I.
AVANT WHAT?
One could argue that digital poetry—a medium that as yet has
no stable name—is by its very nature avant-garde. In its hypermobility it
represents a revolutionary step beyond the static print-based poem. The digital
poem opens up the page by dramatizing poetry’s relationship to time and
space. It is not as though time and space were absent from the print poem, of
course, as line spacing and metrics as well as the basic temporality of reading
itself testify. But the words and images of the digital poem are capable of
visible animation. As such, the digital poem lays bare the naturalized
conventions which print bred. In terms of a broad conception of the
developments of poetry as a genre, then, digital poetry represents a new
horizon which fuses the capabilities of print, photography, film, concrete
poetry, music, choreography, and conceptual art.

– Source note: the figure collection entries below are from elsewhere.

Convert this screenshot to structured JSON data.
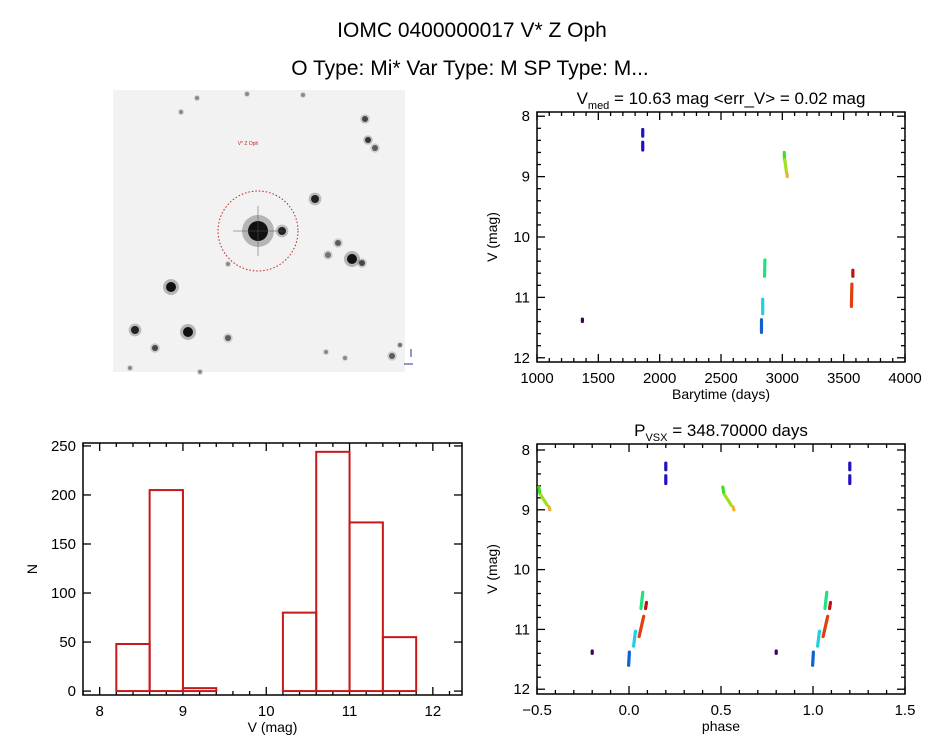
{
  "header": {
    "title": "IOMC 0400000017   V* Z Oph",
    "subtitle": "O Type: Mi*  Var Type: M  SP Type: M..."
  },
  "finder_image": {
    "label": "V* Z Oph",
    "circle_color": "#c02020",
    "background": "#f2f2f2"
  },
  "chart_data": [
    {
      "type": "scatter",
      "title_main": "V",
      "title_sub": "med",
      "title_rest": " = 10.63 mag <err_V> = 0.02 mag",
      "xlabel": "Barytime (days)",
      "ylabel": "V (mag)",
      "xlim": [
        1000,
        4000
      ],
      "ylim": [
        12.07,
        7.93
      ],
      "y_reversed": true,
      "xticks": [
        "1000",
        "1500",
        "2000",
        "2500",
        "3000",
        "3500",
        "4000"
      ],
      "yticks": [
        "8",
        "9",
        "10",
        "11",
        "12"
      ],
      "segments": [
        {
          "x": [
            1370,
            1370
          ],
          "y": [
            11.36,
            11.4
          ],
          "color": "#400060"
        },
        {
          "x": [
            1862,
            1862
          ],
          "y": [
            8.22,
            8.33
          ],
          "color": "#2010c0"
        },
        {
          "x": [
            1862,
            1862
          ],
          "y": [
            8.43,
            8.56
          ],
          "color": "#2010c0"
        },
        {
          "x": [
            2830,
            2830
          ],
          "y": [
            11.37,
            11.58
          ],
          "color": "#1060d0"
        },
        {
          "x": [
            2840,
            2840
          ],
          "y": [
            11.03,
            11.27
          ],
          "color": "#20d0e0"
        },
        {
          "x": [
            2858,
            2855
          ],
          "y": [
            10.38,
            10.65
          ],
          "color": "#20e080"
        },
        {
          "x": [
            3015,
            3018
          ],
          "y": [
            8.6,
            8.72
          ],
          "color": "#40e020"
        },
        {
          "x": [
            3020,
            3035
          ],
          "y": [
            8.72,
            8.95
          ],
          "color": "#a0e020"
        },
        {
          "x": [
            3038,
            3040
          ],
          "y": [
            8.95,
            9.0
          ],
          "color": "#f0b030"
        },
        {
          "x": [
            3575,
            3575
          ],
          "y": [
            10.55,
            10.65
          ],
          "color": "#c01010"
        },
        {
          "x": [
            3567,
            3563
          ],
          "y": [
            10.78,
            11.15
          ],
          "color": "#e04010"
        }
      ]
    },
    {
      "type": "bar",
      "xlabel": "V (mag)",
      "ylabel": "N",
      "xlim": [
        7.8,
        12.35
      ],
      "ylim": [
        -4,
        253
      ],
      "xticks": [
        "8",
        "9",
        "10",
        "11",
        "12"
      ],
      "yticks": [
        "0",
        "50",
        "100",
        "150",
        "200",
        "250"
      ],
      "bar_color": "#c81818",
      "bin_edges": [
        8.2,
        8.6,
        9.0,
        9.4,
        9.8,
        10.2,
        10.6,
        11.0,
        11.4,
        11.8
      ],
      "values": [
        48,
        205,
        3,
        0,
        0,
        80,
        244,
        172,
        55
      ]
    },
    {
      "type": "scatter",
      "title_main": "P",
      "title_sub": "VSX",
      "title_rest": " = 348.70000 days",
      "xlabel": "phase",
      "ylabel": "V (mag)",
      "xlim": [
        -0.5,
        1.5
      ],
      "ylim": [
        12.08,
        7.9
      ],
      "y_reversed": true,
      "xticks": [
        "-0.5",
        "0.0",
        "0.5",
        "1.0",
        "1.5"
      ],
      "yticks": [
        "8",
        "9",
        "10",
        "11",
        "12"
      ],
      "phase_repeated": true,
      "segments": [
        {
          "x": [
            0.8,
            0.8
          ],
          "y": [
            11.36,
            11.4
          ],
          "color": "#400060"
        },
        {
          "x": [
            0.2,
            0.2
          ],
          "y": [
            8.22,
            8.33
          ],
          "color": "#2010c0"
        },
        {
          "x": [
            0.2,
            0.2
          ],
          "y": [
            8.43,
            8.56
          ],
          "color": "#2010c0"
        },
        {
          "x": [
            0.002,
            -0.002
          ],
          "y": [
            11.38,
            11.6
          ],
          "color": "#1060d0"
        },
        {
          "x": [
            0.035,
            0.025
          ],
          "y": [
            11.03,
            11.28
          ],
          "color": "#20d0e0"
        },
        {
          "x": [
            0.075,
            0.065
          ],
          "y": [
            10.38,
            10.65
          ],
          "color": "#20e080"
        },
        {
          "x": [
            0.095,
            0.09
          ],
          "y": [
            10.55,
            10.65
          ],
          "color": "#c01010"
        },
        {
          "x": [
            0.08,
            0.055
          ],
          "y": [
            10.78,
            11.12
          ],
          "color": "#e04010"
        },
        {
          "x": [
            0.51,
            0.515
          ],
          "y": [
            8.62,
            8.72
          ],
          "color": "#40e020"
        },
        {
          "x": [
            0.52,
            0.555
          ],
          "y": [
            8.75,
            8.92
          ],
          "color": "#a0e020"
        },
        {
          "x": [
            0.565,
            0.57
          ],
          "y": [
            8.95,
            9.0
          ],
          "color": "#f0b030"
        }
      ]
    }
  ]
}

But how helpful beyond this basic evolutionary persepective is
such a concept of the avant-garde? I would argue that digital poetry must be
viewed in terms of its own medium. As such, any notion of the avant-garde of
digital poetry must take account of those works which challenge the
normalization of the medium itself. And for web-based poetry, which is my focus
here, that medium is the browser, its codes and languages and software packages
(such as HTML and JavaScript and Flash), and the internet as a social practice.
If this digital avant-garde is to respond to and perhaps influence the forces
of history, it must begin with an internal critique of its own medium as it is
shaped by the forces of Late Capitalism.